Godzilla Minus One crushed everybody at the Japanese Academy Awards
The latest Mission: Impossible won Best Foreign Language Film, which is cool
The excellent Godzilla Minus One wasn’t Japan’s submission to the Best International Film category at the Academy Awards this year (that honor belongs to Wim Wenders’ Perfect Days, which was jointly produced in Japan and Wenders’ home country of Germany), but maybe that’s a good thing: If it had been, it might’ve obliterated the competition like a stomp from Godzilla’s mighty foot or a blast from his atomic breath.
That’s what happened at the recent Japan Academy Film Prize ceremony, effectively Japan’s equivalent of our American Academy Awards, with director Takashi Yamazaki’s monster movie winning eight of its 12 nominations—both the most wins and the most nominations of any other film this year. It won Best Film, Best Screenplay, Best Supporting Actress (for Sakura Ando), Best Cinematography, Best Lightning Direction, Best Art Direction, Best Sound Recording, and Best Film Editing. (There’s probably something smart to say about this, given Godzilla’s thematic origin and the predicted dominance of an American movie about the atomic bomb at this year’s Oscars, but we should all wait to see how things go for Oppenheimer tonight before deciding what that smart thing is.)
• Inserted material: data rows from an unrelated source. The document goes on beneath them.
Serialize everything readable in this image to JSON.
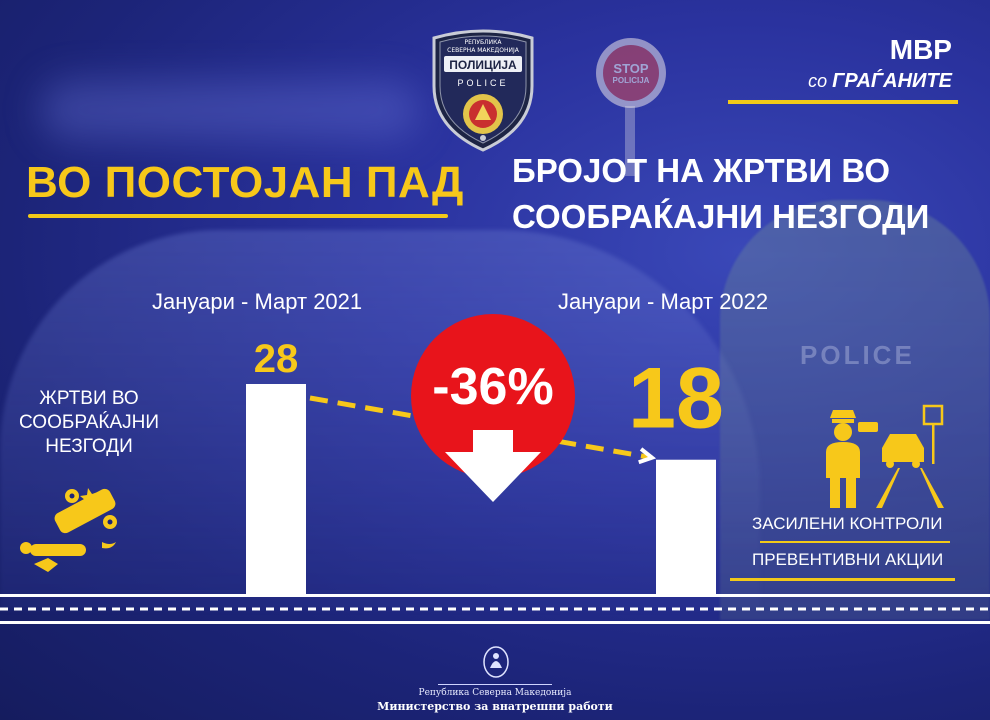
{
  "badge": {
    "line1": "РЕПУБЛИКА",
    "line2": "СЕВЕРНА МАКЕДОНИЈА",
    "line3": "ПОЛИЦИЈА",
    "line4": "POLICE"
  },
  "stop_sign": {
    "line1": "STOP",
    "line2": "POLICIJA"
  },
  "background_vest_text": "POLICE",
  "brand": {
    "title": "МВР",
    "subtitle_prefix": "со",
    "subtitle_main": "ГРАЃАНИТЕ"
  },
  "headline_left": "ВО ПОСТОЈАН ПАД",
  "headline_right": {
    "line1": "БРОЈОТ НА ЖРТВИ ВО",
    "line2": "СООБРАЌАЈНИ НЕЗГОДИ"
  },
  "left_label": {
    "line1": "ЖРТВИ ВО",
    "line2": "СООБРАЌАЈНИ",
    "line3": "НЕЗГОДИ"
  },
  "right_labels": {
    "line1": "ЗАСИЛЕНИ КОНТРОЛИ",
    "line2": "ПРЕВЕНТИВНИ АКЦИИ"
  },
  "change_label": "-36%",
  "footer": {
    "line1": "Република Северна Македонија",
    "line2": "Министерство за внатрешни работи"
  },
  "colors": {
    "accent_yellow": "#f7c81a",
    "red": "#e8141b",
    "background_blue": "#2a329e",
    "bar_white": "#ffffff"
  },
  "icons": [
    "police-badge-icon",
    "stop-sign-icon",
    "car-crash-icon",
    "traffic-police-radar-icon",
    "coat-of-arms-icon"
  ],
  "chart_data": {
    "type": "bar",
    "categories": [
      "Јануари - Март 2021",
      "Јануари - Март 2022"
    ],
    "values": [
      28,
      18
    ],
    "value_labels": [
      "28",
      "18"
    ],
    "ylim": [
      0,
      28
    ],
    "grid": false,
    "annotations": [
      "-36%"
    ]
  }
}
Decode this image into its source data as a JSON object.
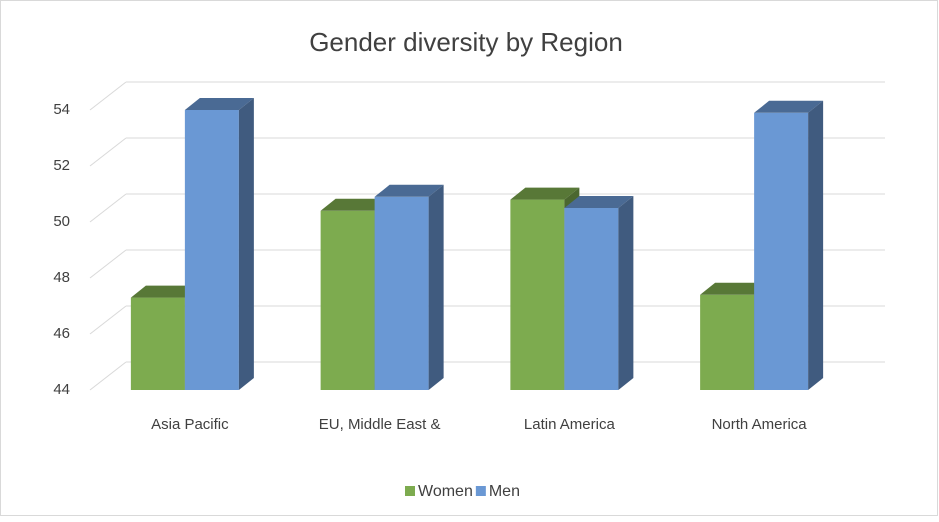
{
  "chart_data": {
    "type": "bar3d",
    "title": "Gender diversity by Region",
    "categories": [
      "Asia Pacific",
      "EU, Middle East &",
      "Latin America",
      "North America"
    ],
    "series": [
      {
        "name": "Women",
        "color": "#7dab4f",
        "values": [
          47.3,
          50.4,
          50.8,
          47.4
        ]
      },
      {
        "name": "Men",
        "color": "#6a98d4",
        "values": [
          54,
          50.9,
          50.5,
          53.9
        ]
      }
    ],
    "ylim": [
      44,
      54
    ],
    "yticks": [
      44,
      46,
      48,
      50,
      52,
      54
    ],
    "grid": true,
    "legend": "bottom"
  }
}
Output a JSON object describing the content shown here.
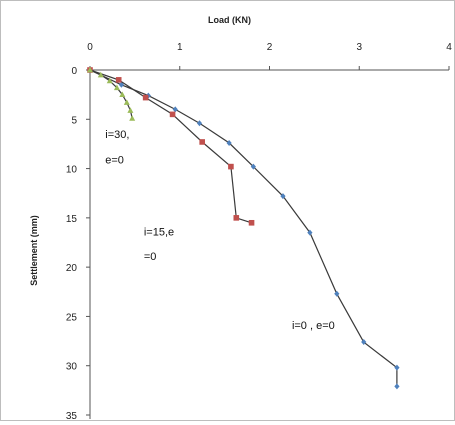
{
  "chart_data": {
    "type": "scatter",
    "xlabel": "Load (KN)",
    "ylabel": "Settlement (mm)",
    "xlim": [
      0,
      4
    ],
    "ylim": [
      0,
      35
    ],
    "y_axis_inverted": true,
    "x_axis_position": "top",
    "x_ticks": [
      "0",
      "1",
      "2",
      "3",
      "4"
    ],
    "y_ticks": [
      "0",
      "5",
      "10",
      "15",
      "20",
      "25",
      "30",
      "35"
    ],
    "grid": false,
    "legend": "none",
    "series": [
      {
        "name": "i=0 , e=0",
        "color": "#4f81bd",
        "marker": "diamond",
        "points": [
          [
            0,
            0
          ],
          [
            0.35,
            1.5
          ],
          [
            0.65,
            2.6
          ],
          [
            0.95,
            4.0
          ],
          [
            1.22,
            5.4
          ],
          [
            1.55,
            7.4
          ],
          [
            1.82,
            9.8
          ],
          [
            2.15,
            12.8
          ],
          [
            2.45,
            16.5
          ],
          [
            2.75,
            22.7
          ],
          [
            3.05,
            27.6
          ],
          [
            3.42,
            30.2
          ],
          [
            3.42,
            32.1
          ]
        ]
      },
      {
        "name": "i=15,e =0",
        "color": "#c0504d",
        "marker": "square",
        "points": [
          [
            0,
            0
          ],
          [
            0.32,
            1.0
          ],
          [
            0.62,
            2.8
          ],
          [
            0.92,
            4.5
          ],
          [
            1.25,
            7.3
          ],
          [
            1.57,
            9.8
          ],
          [
            1.63,
            15.0
          ],
          [
            1.8,
            15.5
          ]
        ]
      },
      {
        "name": "i=30, e=0",
        "color": "#9bbb59",
        "marker": "triangle",
        "points": [
          [
            0,
            0
          ],
          [
            0.12,
            0.5
          ],
          [
            0.22,
            1.1
          ],
          [
            0.3,
            1.8
          ],
          [
            0.36,
            2.5
          ],
          [
            0.41,
            3.3
          ],
          [
            0.45,
            4.1
          ],
          [
            0.47,
            4.9
          ]
        ]
      }
    ],
    "annotations": [
      {
        "text": "i=30,",
        "x": 0.17,
        "y": 6.9
      },
      {
        "text": "e=0",
        "x": 0.17,
        "y": 9.5
      },
      {
        "text": "i=15,e",
        "x": 0.6,
        "y": 16.8
      },
      {
        "text": "=0",
        "x": 0.6,
        "y": 19.3
      },
      {
        "text": "i=0 , e=0",
        "x": 2.25,
        "y": 26.3
      }
    ]
  }
}
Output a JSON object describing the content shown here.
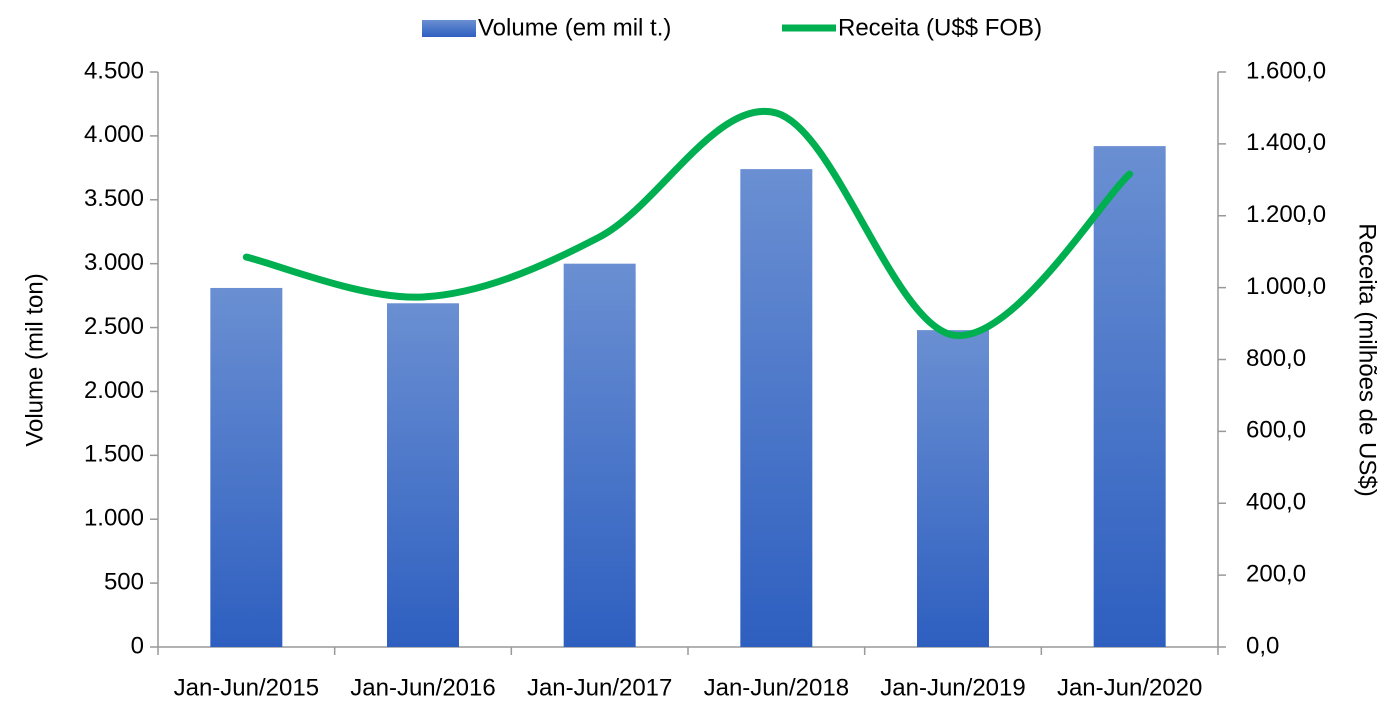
{
  "chart_data": {
    "type": "bar-line",
    "categories": [
      "Jan-Jun/2015",
      "Jan-Jun/2016",
      "Jan-Jun/2017",
      "Jan-Jun/2018",
      "Jan-Jun/2019",
      "Jan-Jun/2020"
    ],
    "series": [
      {
        "name": "Volume (em mil t.)",
        "type": "bar",
        "color": "#3a66c4",
        "values": [
          2810,
          2690,
          3000,
          3740,
          2480,
          3920
        ]
      },
      {
        "name": "Receita (U$$ FOB)",
        "type": "line",
        "axis": "y2",
        "color": "#00b050",
        "values": [
          1085,
          974,
          1141,
          1486,
          868,
          1316
        ]
      }
    ],
    "y_label": "Volume (mil ton)",
    "y2_label": "Receita (milhões de US$)",
    "ylim": [
      0,
      4500
    ],
    "yticks": [
      0,
      500,
      {
        "value": 1000,
        "label": "1.000"
      },
      {
        "value": 1500,
        "label": "1.500"
      },
      {
        "value": 2000,
        "label": "2.000"
      },
      {
        "value": 2500,
        "label": "2.500"
      },
      {
        "value": 3000,
        "label": "3.000"
      },
      {
        "value": 3500,
        "label": "3.500"
      },
      {
        "value": 4000,
        "label": "4.000"
      },
      {
        "value": 4500,
        "label": "4.500"
      }
    ],
    "y2lim": [
      0,
      1600
    ],
    "y2ticks": [
      {
        "value": 0,
        "label": "0,0"
      },
      {
        "value": 200,
        "label": "200,0"
      },
      {
        "value": 400,
        "label": "400,0"
      },
      {
        "value": 600,
        "label": "600,0"
      },
      {
        "value": 800,
        "label": "800,0"
      },
      {
        "value": 1000,
        "label": "1.000,0"
      },
      {
        "value": 1200,
        "label": "1.200,0"
      },
      {
        "value": 1400,
        "label": "1.400,0"
      },
      {
        "value": 1600,
        "label": "1.600,0"
      }
    ],
    "legend": "top"
  }
}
Elsewhere at Japan’s Academy Film Prize ceremony, Wenders’ film won both Best Director and Best Actor (for Koji Yakusho) and Hayao Miyazaki’s The Boy And The Heron won Best Animated Film. Awesomely, Mission: Impossible—Dead Reckoning won best Foreign Language Film ahead of Killers Of The Flower Moon, Barbie, French-Belgian drama Driving Madeleine, and 2022’s Tár (which just got an international release last year). If you’re curious, Oppenheimer hasn’t been released in Japan yet. That’s happening at the end of this month, after the American awards season has ended, which seems like a purposeful decision.